When a math operation, such as addition, requires a computational unit, the return unit is the operand unit whose conversion factor to the fundamental unit is the largest. For example:

`simscape.Value(2.2,'cm') + simscape.Value(2,'mm')`
```ans = 2.4000 : cm```

The fundamental unit for length is `m`. The conversion factor of `cm` into `m` is larger than that of `mm` into `m`, therefore, the return unit when adding `cm` and `mm` is `cm`.

Multiplication and division operations do not require a computational unit. These operations are performed by multiplying (dividing) the values and multiplying (dividing) the units. For example:

`simscape.Value(2.2,'N') * simscape.Value(2,'m')`
```ans = 4.4000 : N*m```

### Fractional and Rational Exponents

Fractional exponents are supported for `simscape.Value` objects. The numeric value is raised to the `double` power specified by the function and a rational approximation of the fractional exponent is applied to the units.

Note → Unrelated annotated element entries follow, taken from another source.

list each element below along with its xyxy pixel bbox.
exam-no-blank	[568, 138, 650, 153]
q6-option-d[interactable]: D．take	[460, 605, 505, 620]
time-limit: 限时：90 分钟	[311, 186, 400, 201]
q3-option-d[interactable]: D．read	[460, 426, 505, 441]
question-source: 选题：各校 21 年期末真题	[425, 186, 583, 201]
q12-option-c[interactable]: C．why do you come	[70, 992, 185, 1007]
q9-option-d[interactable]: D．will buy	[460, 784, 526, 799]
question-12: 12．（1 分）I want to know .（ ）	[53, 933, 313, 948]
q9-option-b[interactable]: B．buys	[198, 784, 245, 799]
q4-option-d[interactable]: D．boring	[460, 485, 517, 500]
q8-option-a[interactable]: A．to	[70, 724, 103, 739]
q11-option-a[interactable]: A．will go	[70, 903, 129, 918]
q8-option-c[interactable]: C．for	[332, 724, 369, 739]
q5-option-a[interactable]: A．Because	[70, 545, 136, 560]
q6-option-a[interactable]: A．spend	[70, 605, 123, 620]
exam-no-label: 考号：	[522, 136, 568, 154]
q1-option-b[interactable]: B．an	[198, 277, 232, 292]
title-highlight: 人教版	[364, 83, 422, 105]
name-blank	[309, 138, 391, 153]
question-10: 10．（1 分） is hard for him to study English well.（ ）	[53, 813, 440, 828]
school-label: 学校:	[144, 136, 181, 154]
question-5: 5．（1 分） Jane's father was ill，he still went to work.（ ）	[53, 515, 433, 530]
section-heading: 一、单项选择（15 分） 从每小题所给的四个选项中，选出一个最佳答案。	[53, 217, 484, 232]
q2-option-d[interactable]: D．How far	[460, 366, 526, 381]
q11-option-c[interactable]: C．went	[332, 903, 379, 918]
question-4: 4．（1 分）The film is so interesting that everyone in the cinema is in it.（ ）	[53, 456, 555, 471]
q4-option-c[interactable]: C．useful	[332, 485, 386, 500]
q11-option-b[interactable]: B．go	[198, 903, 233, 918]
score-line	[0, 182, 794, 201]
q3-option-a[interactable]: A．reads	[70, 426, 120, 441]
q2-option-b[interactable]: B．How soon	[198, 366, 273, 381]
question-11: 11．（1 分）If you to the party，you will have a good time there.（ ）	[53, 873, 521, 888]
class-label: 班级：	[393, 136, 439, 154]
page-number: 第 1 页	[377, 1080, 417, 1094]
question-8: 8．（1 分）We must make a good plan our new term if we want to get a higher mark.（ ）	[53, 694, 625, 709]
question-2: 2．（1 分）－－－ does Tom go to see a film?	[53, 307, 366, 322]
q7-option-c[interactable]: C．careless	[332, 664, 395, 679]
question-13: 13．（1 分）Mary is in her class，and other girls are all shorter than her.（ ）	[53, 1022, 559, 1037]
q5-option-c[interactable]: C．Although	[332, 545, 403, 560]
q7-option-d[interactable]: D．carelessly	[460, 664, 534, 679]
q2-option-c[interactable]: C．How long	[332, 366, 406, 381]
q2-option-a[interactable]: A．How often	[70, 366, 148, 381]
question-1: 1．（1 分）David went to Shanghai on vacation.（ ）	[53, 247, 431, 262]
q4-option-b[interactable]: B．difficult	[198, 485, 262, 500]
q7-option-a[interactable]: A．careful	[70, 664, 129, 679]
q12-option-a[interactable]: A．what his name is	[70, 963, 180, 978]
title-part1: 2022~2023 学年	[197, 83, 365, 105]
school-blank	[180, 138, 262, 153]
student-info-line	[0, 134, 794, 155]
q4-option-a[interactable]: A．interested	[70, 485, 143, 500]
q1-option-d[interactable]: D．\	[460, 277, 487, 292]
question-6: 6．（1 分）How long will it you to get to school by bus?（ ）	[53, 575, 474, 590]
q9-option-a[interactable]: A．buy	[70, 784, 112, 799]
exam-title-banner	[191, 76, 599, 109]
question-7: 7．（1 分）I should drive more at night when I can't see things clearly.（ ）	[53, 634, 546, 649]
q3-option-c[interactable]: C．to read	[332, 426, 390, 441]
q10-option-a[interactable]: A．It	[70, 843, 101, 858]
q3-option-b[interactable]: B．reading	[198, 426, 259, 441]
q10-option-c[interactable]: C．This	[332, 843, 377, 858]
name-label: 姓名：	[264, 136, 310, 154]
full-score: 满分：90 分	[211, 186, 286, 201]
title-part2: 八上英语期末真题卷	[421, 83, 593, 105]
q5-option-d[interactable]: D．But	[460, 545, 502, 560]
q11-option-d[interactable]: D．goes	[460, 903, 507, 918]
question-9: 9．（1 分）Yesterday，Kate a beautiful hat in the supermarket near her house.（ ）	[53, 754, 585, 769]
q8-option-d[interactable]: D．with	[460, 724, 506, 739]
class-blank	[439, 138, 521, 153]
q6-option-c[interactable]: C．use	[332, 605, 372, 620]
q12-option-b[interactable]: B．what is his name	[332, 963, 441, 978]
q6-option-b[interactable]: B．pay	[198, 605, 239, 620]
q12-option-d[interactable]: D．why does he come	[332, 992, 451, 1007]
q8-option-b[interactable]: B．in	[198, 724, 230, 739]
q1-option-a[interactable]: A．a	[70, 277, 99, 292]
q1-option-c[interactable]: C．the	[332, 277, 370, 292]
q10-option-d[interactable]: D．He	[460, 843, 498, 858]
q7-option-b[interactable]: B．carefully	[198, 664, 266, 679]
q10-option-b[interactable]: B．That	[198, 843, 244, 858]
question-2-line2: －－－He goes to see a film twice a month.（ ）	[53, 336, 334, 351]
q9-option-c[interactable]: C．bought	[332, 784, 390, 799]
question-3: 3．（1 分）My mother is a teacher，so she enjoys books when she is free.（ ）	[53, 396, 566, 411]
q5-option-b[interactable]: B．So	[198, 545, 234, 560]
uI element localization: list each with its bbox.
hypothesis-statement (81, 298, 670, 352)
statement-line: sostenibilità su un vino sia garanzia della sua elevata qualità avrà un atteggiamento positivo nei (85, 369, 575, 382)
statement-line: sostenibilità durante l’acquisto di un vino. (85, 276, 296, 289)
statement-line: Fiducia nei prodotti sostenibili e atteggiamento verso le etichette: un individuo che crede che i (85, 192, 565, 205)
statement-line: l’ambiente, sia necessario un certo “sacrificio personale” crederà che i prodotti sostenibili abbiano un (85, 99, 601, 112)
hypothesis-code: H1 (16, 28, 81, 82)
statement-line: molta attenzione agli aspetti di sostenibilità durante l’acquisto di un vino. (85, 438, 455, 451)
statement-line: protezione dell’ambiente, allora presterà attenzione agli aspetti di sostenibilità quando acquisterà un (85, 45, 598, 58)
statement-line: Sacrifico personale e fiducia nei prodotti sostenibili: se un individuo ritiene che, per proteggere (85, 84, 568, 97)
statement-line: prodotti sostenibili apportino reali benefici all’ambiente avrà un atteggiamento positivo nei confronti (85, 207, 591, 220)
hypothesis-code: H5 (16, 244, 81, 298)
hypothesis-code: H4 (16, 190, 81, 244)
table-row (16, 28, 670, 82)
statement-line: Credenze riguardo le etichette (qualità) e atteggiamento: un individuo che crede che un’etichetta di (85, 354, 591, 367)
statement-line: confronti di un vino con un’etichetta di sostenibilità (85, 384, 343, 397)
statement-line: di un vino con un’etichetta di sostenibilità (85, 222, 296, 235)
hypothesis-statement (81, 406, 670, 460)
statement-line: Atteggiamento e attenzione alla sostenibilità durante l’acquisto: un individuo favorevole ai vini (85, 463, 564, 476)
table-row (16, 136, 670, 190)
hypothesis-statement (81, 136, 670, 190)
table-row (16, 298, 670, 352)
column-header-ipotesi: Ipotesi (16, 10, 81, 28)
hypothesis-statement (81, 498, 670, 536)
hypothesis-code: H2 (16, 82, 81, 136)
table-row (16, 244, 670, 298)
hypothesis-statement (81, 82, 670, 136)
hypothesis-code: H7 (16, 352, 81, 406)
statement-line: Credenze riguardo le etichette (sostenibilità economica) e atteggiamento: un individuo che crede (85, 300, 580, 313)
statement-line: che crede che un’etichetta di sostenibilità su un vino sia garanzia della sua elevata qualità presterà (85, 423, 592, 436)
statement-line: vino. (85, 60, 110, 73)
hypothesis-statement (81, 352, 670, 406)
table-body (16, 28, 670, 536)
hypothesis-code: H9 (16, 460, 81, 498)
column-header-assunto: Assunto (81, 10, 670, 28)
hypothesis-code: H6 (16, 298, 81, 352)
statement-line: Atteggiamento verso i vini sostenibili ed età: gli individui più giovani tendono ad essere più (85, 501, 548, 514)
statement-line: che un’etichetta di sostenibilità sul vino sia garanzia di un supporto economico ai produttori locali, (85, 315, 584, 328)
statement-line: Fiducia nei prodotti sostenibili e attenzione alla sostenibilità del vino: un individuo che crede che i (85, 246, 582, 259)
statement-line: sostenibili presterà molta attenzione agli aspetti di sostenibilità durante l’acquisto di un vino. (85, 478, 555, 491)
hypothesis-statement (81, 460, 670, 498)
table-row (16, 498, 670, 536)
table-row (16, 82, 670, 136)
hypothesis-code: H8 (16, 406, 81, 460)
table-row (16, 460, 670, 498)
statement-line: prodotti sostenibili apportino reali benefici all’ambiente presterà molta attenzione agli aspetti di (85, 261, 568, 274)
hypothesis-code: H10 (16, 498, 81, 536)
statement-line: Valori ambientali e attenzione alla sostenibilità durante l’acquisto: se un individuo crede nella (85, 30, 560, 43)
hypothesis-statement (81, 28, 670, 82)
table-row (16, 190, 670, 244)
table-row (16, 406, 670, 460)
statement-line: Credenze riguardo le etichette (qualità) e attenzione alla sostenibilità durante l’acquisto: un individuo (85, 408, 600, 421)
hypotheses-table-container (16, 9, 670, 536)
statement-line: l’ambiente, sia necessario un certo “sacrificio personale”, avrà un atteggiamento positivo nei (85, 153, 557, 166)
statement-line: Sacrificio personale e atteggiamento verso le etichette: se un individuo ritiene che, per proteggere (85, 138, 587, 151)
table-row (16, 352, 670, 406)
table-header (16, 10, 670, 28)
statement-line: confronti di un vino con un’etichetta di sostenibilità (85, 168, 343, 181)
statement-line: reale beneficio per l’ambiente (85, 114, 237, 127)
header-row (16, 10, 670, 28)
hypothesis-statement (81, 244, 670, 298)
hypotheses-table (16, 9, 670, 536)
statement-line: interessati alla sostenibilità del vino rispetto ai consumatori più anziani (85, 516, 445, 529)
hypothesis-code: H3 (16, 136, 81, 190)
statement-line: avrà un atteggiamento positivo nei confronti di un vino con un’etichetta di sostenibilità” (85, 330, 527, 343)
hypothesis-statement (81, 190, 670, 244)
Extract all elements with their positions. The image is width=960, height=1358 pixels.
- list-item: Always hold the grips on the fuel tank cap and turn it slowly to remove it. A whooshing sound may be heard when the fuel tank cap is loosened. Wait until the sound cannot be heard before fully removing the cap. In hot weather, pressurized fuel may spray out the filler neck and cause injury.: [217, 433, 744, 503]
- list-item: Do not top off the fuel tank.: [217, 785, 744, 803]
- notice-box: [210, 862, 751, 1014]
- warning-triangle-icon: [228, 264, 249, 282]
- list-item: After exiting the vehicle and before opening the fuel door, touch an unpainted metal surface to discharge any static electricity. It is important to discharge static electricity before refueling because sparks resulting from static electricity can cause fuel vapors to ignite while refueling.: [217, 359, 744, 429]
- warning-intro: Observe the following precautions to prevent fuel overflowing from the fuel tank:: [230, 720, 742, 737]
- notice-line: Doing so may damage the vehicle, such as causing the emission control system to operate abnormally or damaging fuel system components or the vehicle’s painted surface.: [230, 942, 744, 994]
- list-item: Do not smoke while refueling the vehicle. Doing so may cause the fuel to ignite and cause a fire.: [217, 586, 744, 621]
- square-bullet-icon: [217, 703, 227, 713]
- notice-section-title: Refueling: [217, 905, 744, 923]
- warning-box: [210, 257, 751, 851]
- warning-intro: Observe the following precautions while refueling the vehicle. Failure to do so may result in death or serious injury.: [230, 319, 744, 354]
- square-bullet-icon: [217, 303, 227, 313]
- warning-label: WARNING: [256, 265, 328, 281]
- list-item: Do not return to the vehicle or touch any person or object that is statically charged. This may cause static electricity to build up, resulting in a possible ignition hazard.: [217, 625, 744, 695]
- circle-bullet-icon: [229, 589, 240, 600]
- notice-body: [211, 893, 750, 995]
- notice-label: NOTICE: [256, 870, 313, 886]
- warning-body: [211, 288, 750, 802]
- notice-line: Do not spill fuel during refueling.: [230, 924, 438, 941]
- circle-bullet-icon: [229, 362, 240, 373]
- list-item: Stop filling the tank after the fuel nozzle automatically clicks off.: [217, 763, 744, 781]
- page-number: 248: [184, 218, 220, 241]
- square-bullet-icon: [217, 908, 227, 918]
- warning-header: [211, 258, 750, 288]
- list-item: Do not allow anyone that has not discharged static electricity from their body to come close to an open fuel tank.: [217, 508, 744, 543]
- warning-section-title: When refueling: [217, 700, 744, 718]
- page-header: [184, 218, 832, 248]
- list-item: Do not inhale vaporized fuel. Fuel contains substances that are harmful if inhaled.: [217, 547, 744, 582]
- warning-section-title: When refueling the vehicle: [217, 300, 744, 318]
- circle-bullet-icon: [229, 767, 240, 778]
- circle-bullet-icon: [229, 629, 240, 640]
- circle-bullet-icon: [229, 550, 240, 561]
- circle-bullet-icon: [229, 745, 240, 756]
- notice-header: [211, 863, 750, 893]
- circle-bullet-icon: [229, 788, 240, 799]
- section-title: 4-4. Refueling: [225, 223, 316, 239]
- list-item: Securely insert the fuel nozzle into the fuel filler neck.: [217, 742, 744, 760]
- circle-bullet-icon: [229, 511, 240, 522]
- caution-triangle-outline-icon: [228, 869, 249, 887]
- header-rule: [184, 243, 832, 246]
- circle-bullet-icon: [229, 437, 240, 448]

For `simscape.Unit` objects, exponents must be rational numbers. When computing unit powers, `simscape.Unit` uses the same rational fraction approximation as the MATLAB `rat` function.

### Operations with Affine Units

`simscape.Value` objects can have affine units. For more information, see About Affine Units.

The following operations are prohibited on values with affine unit:

• Forming compound units that include affine units.

• Basic array operations that require unit conversion.

• Implicit or explicit comparison to 0.

### Limitations

• Direct block parameterization is not supported, that is, you cannot use `simscape.Value` or `simscape.Unit` objects directly to specify block parameters. You can use these objects only during programmatic model construction.

For example, to programmatically set a block parameter based on a `simscape.Value` object:

```x = simscape.Value(V, U); set_param(block, 'x', mat2str(value(x))); set_param(block, 'x_unit', char(unit(x))); ```
• You cannot use `simscape.Value` or `simscape.Unit` objects to specify values with units or perform unit computations in Symbolic Math Toolbox™.

• MATLAB Coder™ does not support `simscape.Value` and `simscape.Unit` objects.